Suffice to say, Singapore found itself in a bit of a bind come the mid-60’s. Cut off from the resources and land it had hoped to share in, with a largely uneducated and impoverished population, its quick industrialisation, housing reform and robust trade must in some ways be credited to the hard work of its population. Though inviting capital’s rapaciousness into their house has seen the income inequality of their society soar – and the international community has done little to check or critique this – the argument could be made that those with the dubious honour of Singaporean nationality are ultimately better off for it. Without the sufferance of moneyed interests elsewhere, there is little reason that the city-state could retain its independence. For all their comparative poverty, Singapore’s citizens are far and away monetarily better off than their Malaysian or Indonesian equivalents, and the benefits are apparent.
Singapore’s Israeli-trained military plays a deterrent role on paper – as we’ve seen, neither Malaysia nor Indonesia, despite tight bi-directional business interests, are especially pleased with the city-state and its nascent success. More recently, though, the Singaporean military has taken point position in the area on anti-terrorism measures, following the American initiative in lock-step.
Rule of law and the rigorous policing thereof, even from a neutral perspective, makes a great deal of sense given Singapore’s precarious position. Chaos within the state could sink it just as surely as a concerted effort from outside, and draconian measures and allegiance to the foremost Imperial power can only serve to push against this. To this end also go the various restraints on personal/religious/cultural expression – the city is already a pressure cooker, and adding fuel to the fire can’t help.
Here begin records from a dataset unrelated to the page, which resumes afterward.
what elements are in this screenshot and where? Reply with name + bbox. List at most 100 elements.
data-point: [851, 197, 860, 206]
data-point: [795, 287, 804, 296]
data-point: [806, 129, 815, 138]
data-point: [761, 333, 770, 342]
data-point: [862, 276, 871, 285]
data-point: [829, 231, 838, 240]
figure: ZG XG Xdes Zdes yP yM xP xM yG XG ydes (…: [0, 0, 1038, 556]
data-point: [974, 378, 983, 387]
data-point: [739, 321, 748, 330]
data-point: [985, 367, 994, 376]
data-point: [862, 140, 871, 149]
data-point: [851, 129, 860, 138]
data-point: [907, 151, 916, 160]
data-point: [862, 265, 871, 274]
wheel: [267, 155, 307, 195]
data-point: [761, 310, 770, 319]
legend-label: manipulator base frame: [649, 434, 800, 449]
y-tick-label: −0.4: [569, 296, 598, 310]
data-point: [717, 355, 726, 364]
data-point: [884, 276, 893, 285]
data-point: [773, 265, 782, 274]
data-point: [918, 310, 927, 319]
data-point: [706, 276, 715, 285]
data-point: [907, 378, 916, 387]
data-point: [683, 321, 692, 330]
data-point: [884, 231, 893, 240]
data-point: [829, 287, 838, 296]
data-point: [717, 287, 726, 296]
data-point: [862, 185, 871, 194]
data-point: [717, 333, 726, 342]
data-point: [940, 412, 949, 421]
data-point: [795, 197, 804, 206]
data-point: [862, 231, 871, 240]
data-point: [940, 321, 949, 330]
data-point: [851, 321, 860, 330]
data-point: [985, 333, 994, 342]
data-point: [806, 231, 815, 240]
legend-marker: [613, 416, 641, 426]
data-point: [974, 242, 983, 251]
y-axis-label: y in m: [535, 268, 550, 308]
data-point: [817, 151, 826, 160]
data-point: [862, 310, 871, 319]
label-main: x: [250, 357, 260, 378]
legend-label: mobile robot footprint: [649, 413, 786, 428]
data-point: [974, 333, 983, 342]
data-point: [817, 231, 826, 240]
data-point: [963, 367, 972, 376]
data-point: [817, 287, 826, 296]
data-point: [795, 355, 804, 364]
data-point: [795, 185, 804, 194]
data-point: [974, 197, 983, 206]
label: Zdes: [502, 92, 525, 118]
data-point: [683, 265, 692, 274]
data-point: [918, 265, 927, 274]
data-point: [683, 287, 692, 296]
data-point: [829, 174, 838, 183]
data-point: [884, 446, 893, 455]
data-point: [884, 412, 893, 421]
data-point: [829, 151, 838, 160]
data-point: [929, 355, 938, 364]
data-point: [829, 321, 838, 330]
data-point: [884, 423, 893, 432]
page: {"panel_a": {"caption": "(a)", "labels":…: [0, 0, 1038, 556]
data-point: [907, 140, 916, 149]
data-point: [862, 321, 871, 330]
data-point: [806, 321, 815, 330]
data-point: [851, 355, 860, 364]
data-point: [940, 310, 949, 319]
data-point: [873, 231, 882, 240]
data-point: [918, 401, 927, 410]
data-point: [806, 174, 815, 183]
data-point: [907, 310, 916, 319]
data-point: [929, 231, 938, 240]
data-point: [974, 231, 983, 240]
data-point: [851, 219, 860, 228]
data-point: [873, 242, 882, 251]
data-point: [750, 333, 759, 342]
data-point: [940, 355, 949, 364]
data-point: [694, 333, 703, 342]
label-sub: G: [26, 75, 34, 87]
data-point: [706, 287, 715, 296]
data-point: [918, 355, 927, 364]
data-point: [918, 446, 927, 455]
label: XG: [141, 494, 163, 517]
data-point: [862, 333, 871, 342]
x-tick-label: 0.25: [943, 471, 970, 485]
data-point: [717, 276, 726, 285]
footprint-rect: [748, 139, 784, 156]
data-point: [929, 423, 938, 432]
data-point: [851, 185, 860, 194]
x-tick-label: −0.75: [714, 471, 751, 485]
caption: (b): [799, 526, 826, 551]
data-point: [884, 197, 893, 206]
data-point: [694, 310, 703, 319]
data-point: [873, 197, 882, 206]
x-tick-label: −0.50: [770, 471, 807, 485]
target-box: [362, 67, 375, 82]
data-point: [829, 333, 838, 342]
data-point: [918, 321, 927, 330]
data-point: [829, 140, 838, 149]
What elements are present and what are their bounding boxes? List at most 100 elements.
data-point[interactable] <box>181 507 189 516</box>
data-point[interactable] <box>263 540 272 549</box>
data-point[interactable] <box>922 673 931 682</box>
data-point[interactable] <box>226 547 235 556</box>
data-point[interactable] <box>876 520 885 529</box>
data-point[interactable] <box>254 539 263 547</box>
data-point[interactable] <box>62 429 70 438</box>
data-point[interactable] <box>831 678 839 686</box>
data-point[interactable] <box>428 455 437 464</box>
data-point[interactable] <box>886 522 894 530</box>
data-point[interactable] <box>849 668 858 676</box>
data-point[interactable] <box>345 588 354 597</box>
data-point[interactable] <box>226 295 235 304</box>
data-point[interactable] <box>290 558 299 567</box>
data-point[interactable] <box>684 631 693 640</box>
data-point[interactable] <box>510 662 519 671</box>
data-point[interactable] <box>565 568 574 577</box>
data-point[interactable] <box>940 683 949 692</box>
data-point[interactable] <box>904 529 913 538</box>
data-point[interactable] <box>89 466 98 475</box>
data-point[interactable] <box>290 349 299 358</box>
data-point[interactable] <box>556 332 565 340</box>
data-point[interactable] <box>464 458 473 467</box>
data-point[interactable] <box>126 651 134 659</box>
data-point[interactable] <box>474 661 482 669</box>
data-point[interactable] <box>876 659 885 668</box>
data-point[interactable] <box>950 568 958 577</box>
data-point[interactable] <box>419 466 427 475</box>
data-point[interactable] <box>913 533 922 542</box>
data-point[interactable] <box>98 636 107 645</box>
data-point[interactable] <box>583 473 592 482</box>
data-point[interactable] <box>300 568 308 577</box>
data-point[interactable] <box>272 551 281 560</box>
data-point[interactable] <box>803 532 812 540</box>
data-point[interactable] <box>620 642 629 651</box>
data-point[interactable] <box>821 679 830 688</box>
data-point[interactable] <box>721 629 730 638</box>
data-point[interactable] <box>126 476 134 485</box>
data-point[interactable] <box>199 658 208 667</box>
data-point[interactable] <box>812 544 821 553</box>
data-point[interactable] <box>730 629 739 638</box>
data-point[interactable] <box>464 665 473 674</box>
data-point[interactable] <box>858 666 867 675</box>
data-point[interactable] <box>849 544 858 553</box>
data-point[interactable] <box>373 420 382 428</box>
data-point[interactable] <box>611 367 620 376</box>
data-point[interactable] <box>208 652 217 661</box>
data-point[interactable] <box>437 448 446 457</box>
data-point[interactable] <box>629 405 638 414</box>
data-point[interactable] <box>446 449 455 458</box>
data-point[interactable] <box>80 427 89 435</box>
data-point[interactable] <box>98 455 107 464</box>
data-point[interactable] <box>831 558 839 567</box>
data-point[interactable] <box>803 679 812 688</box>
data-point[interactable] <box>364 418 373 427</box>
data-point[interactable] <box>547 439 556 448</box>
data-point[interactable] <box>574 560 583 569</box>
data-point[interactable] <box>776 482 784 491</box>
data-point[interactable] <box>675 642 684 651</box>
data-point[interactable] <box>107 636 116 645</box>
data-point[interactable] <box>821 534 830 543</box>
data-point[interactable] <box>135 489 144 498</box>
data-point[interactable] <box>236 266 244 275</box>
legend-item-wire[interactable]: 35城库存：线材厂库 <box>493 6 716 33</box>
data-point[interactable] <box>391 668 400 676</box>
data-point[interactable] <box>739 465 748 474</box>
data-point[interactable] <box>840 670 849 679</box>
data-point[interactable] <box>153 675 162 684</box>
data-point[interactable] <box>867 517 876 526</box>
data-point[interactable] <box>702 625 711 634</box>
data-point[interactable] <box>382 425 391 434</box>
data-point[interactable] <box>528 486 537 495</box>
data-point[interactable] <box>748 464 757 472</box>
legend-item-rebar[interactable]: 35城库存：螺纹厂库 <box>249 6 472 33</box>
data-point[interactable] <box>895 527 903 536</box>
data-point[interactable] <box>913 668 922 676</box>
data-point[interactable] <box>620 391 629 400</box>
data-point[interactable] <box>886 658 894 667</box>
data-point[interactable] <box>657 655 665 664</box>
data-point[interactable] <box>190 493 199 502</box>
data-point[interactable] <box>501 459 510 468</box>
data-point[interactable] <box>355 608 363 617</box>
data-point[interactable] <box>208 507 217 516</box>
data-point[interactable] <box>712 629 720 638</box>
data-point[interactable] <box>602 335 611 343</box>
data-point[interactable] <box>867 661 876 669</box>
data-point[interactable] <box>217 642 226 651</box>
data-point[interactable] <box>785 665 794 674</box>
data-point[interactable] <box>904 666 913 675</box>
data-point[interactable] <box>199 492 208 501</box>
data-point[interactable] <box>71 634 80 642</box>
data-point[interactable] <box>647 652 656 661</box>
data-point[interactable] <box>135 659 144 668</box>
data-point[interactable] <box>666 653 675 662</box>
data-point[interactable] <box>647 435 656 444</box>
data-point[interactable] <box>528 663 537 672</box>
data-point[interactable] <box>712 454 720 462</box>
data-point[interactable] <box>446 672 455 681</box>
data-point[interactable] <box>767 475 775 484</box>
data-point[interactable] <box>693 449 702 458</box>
Add to this the pseudo-democracy that obtains. The city-state, despite regular and, in so far as anyone has been able to prove, clean elections, has been run by the People’s Action Party for its entire existence (the last election saw them win 83 of 89 possible seats). The central figure of this party, up until recently, was Lee Kuan Yew – prime minister until he decided to step down in 1990, he continued to act as Senior Minister until his death in 2014. His son is now Prime Minister. Charismatic personalities and single-party chokeholds are emblematic of autocratic states – it’s just fortunate for the S’poreans that theirs have been relatively “well intentioned.” Thus far.
In passing, it’s worth commenting on the idea that Singapore is hailed as the “least corrupt of all states,” with an excess of 80% of citizens expressing confidence in the government. Given that the orientation of the government aligns entirely with the desires of capital – the skeletal labour laws, the lack of taxation, the absence of trade tariffs – what need for bribery and graft? Plutocrats have already achieved the end goal, without having to pay for it, because they owned the deck from the start.
It may be that, given the circumstances, the externalities, the state couldn’t be other than it is. Of course, it’s a nebulous thing to say on the surface – everything is the way it is due to the state of affairs that brought it about – but I mean it in a more robust sense than that. The conflicting desires of keeping the ethnic Chinese majority safe from the sort of blood-and-soil rhetoric of the mainland, while also offering to the Malayan and Indian populations enough nominal opportunity for advancement to prevent open rebellion, the desire to ride the dragon of international capital and make of it what they may, even the hope for an ecologically sound home environment, while directly financing the degradation of their most proximate neighbours – the concatenation requires of the state that it should exist as it does. It is imposed by the logic of it.
Given the particular circumstances, the more democratic, liberalised society that would be preferable, never mind the socialist one, may in this instance edge beyond the simply un-viable towards the impossible. Grim.